という形で既存のP2Pメッセージをそのまま使いながら1P1Cの限定的なパッケージリレーをサポートしている。

親の受け取りを2回行うことになるので、使用する帯域幅は増える。これが1P1Cではなくさらに多くの関連トランザクションに拡大すると、ネットワークおよびノードへのオーバーヘッドが増え悪用される可能性もあるため、汎用的なパッケージリレーをサポートするためには、↑のBIP-331のような新しいP2Pメッセージの導入が必要になる。

手数料0の親トランザクション

トランザクション 1vBあたり1 satのという最小値の手数料を設定しなけければならないというポリシーがあるが、TRUC(v3)トランザクション↓を使用するとこれを回避して親トランザクションの手数料を0にすることもできる。

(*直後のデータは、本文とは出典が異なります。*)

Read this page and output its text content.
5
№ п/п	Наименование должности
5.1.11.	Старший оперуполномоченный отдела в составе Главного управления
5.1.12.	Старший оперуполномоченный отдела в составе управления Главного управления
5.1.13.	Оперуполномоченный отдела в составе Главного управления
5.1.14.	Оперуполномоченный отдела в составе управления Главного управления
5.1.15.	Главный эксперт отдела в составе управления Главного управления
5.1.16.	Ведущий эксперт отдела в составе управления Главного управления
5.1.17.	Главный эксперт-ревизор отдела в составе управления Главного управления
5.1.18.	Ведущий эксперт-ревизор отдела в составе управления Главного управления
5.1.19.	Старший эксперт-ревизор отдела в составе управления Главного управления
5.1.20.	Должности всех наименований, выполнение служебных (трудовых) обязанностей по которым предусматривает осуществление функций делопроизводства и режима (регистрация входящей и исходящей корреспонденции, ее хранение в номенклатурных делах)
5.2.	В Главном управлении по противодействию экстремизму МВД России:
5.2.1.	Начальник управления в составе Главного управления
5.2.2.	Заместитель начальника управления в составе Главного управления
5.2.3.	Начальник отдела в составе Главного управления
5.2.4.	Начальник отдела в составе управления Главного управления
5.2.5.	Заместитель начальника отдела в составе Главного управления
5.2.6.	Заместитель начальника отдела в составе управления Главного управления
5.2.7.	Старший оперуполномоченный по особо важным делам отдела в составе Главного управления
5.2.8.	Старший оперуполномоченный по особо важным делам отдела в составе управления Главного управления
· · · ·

techmedia-think.hatenablog.com

たとえば、LNのコミットメントトランザクションを手数料0で作っておいて、ブロードキャストする際にCPFPで手数料を調整するといったことができるようになる。

※ 1P1CリレーはBitcoin Core v28.0で導入されたばかりなので、ネットワークで広く利用可能になるためには、ネットワークの大半がBitcoin Core v28.0になる必要がある。